NZ NewswireNZ Newswire 11/08/2016 Tina Morrison

New Zealand annual food prices fell in July, as weaker dairy prices weighed on the grocery segment.

Food prices dropped 1.3 per cent in July from the same month a year earlier, the biggest decline in the series this year, Statistics New Zealand said. Prices were down 0.2 per cent from June.

Grocery prices dropped 2.9 per cent in the year, led by dairy products as cheese fell 11 per cent, fresh milk dropped 3.2 per cent, yoghurt slid 9.7 per cent and butter shed 11 per cent. This was partly offset by a 37 per cent increase in the price of honey.

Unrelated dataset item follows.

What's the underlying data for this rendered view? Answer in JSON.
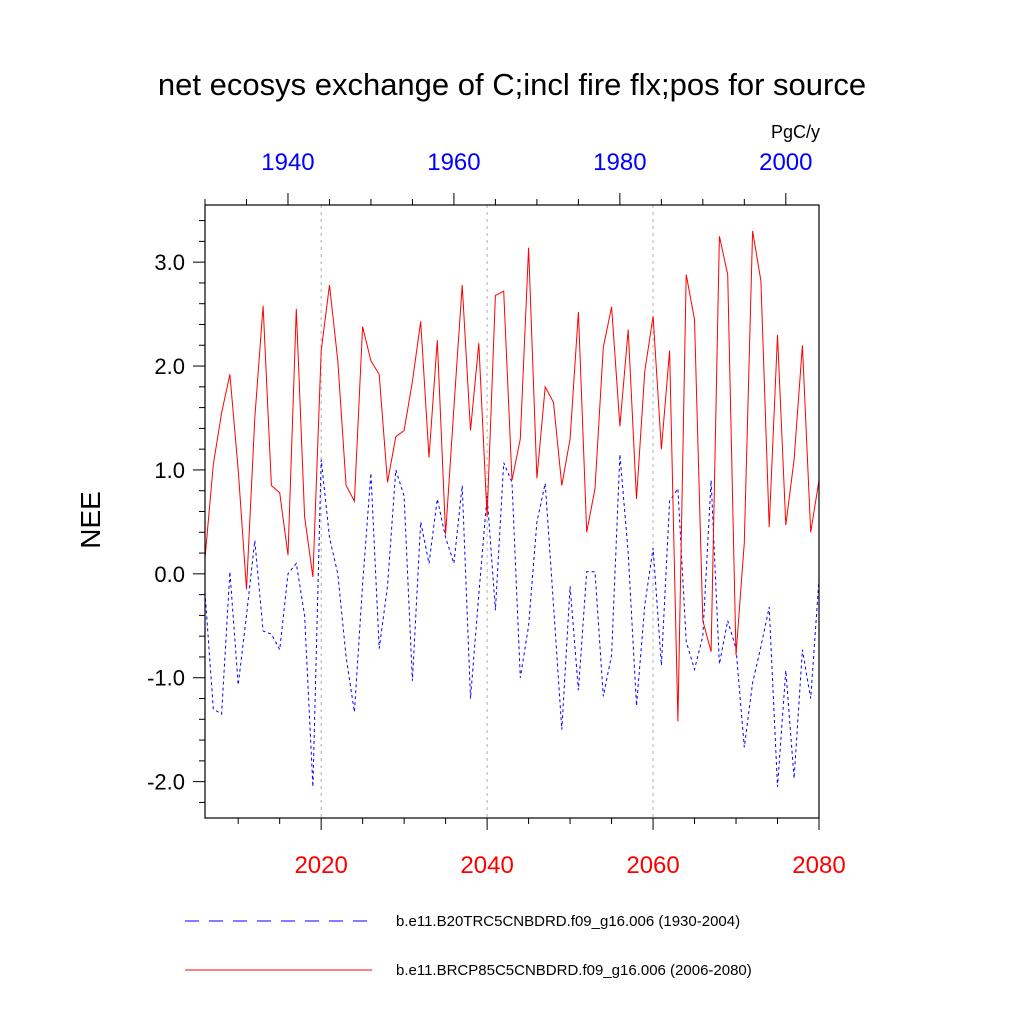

Dairy product prices have remained low for longer than expected amid a global glut in supply and weak demand.

"The price of cheese has continued to fall in the year to July 2016, to its lowest price since October 2009," said Statistics NZ consumer prices manager Matt Haigh. "The average price of a kilo block of the cheapest available mild cheddar cheese was $7.39 in July 2016, down from $9.07 in July 2015."

The food price index accounts for about 19 per cent of the consumers price index, which the Reserve Bank monitors when setting interest rates. Consumer prices rose an annual 0.4 per cent in the June quarter, the seventh quarter below the Reserve Bank's 1-to-3 per cent target band. Governor Graeme Wheeler cut the benchmark interest rate to a record low 2 per cent and signalled further easing will be required to ensure that future inflation settles near the middle of the target range.

Thursday's data showed meat, poultry and fish prices dropped 2.1 per cent as chicken fell 9.9 per cent, and pork shed 5.9 per cent. Beef bucked the trend, advancing 4.6 per cent.

Fruit and vegetable prices slid 0.9 per cent. That was led by a 1.4 per cent drop in vegetable prices, influenced by lower prices for tomatoes, kumara and lettuce while fruit prices overall were little changed. Cucumber prices jumped 16 per cent to $4.84 for a 300-gram cucumber, the highest price recorded since the series began.

Restaurant meals and ready-to-eat food advanced 1.9 per cent, while non-alcoholic beverage prices declined 2.7 per cent on lower prices for energy drinks.